Two-thirds of Kenyans support the long-held education tradition of ranking of primary and secondary schools, according to a survey done by Ipsos.
“The survey results reveal that few Kenyans support the recent abolition of ranking of both primary and secondary schools with more than two-thirds doing so (71 percent and 70 percent respectively),” states the Ipsos survey.
Interestingly, parents with a child/children in private schools were the least supportive of ranking with 35 percent preferring a non-ranking system.
“This may be because any parent(s) who prepared to pay for such private education have already assessed the chosen school’s performance-level, and is able to monitor the child (and school’s) performance with more attention than (most) parents of children in public schools,” Ipsos says.

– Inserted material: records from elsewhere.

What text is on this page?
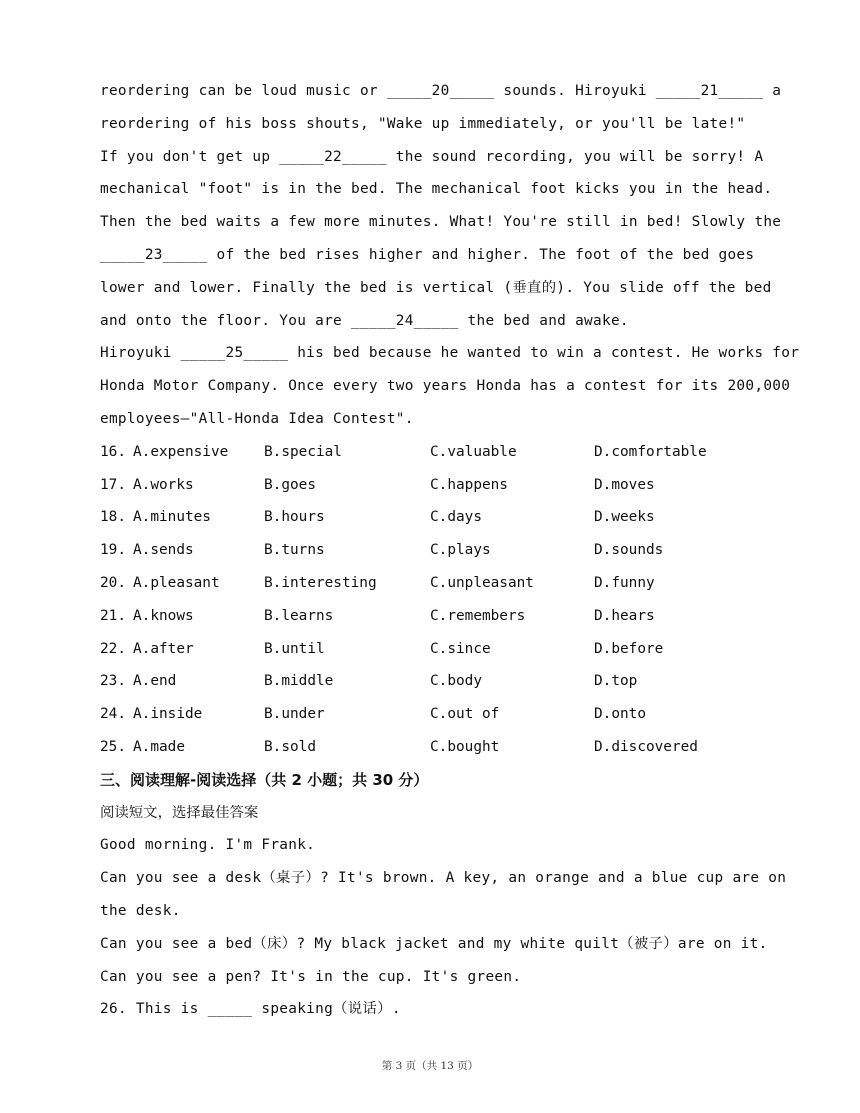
reordering can be loud music or _____20_____ sounds. Hiroyuki _____21_____ a
reordering of his boss shouts, "Wake up immediately, or you'll be late!"
If you don't get up _____22_____ the sound recording, you will be sorry! A
mechanical "foot" is in the bed. The mechanical foot kicks you in the head.
Then the bed waits a few more minutes. What! You're still in bed! Slowly the
_____23_____ of the bed rises higher and higher. The foot of the bed goes
lower and lower. Finally the bed is vertical (垂直的). You slide off the bed
and onto the floor. You are _____24_____ the bed and awake.
Hiroyuki _____25_____ his bed because he wanted to win a contest. He works for
Honda Motor Company. Once every two years Honda has a contest for its 200,000
employees—"All-Honda Idea Contest".
16. A.expensive B.special	C.valuable	D.comfortable
17. A.works	B.goes	C.happens	D.moves
18. A.minutes	B.hours	C.days	D.weeks
19. A.sends	B.turns	C.plays	D.sounds
20. A.pleasant	B.interesting	C.unpleasant	D.funny
21. A.knows	B.learns	C.remembers	D.hears
22. A.after	B.until	C.since	D.before
23. A.end	B.middle	C.body	D.top
24. A.inside	B.under	C.out of	D.onto
25. A.made	B.sold	C.bought	D.discovered
三、阅读理解-阅读选择（共 2 小题；共 30 分）
阅读短文，选择最佳答案
Good morning. I'm Frank.
Can you see a desk（桌子）? It's brown. A key, an orange and a blue cup are on
the desk.
Can you see a bed（床）? My black jacket and my white quilt（被子）are on it.
Can you see a pen? It's in the cup. It's green.
26. This is _____ speaking（说话）.
第 3 页（共 13 页）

There has been public debate after the Cabinet Secretary for Education eliminated ranking of schools based on national examinations for both primary and secondary schools.
The Ipsos survey also revealed most Kenyans prefer laptop lab in each school as opposed to laptops for each class 1 pupil as promised by the Jubilee administration in the 2013 elections.
A third of respondents said insufficient funds was the main reason the Jubilee Government has been unable to implement the primary school laptop project but over 50 percent are skeptical the laptop promise will be fulfilled before the next election.
The target population for this survey was Kenyans aged 18 years and above, of whom 1,964 were interviewed between 28th March and 7th April 2015.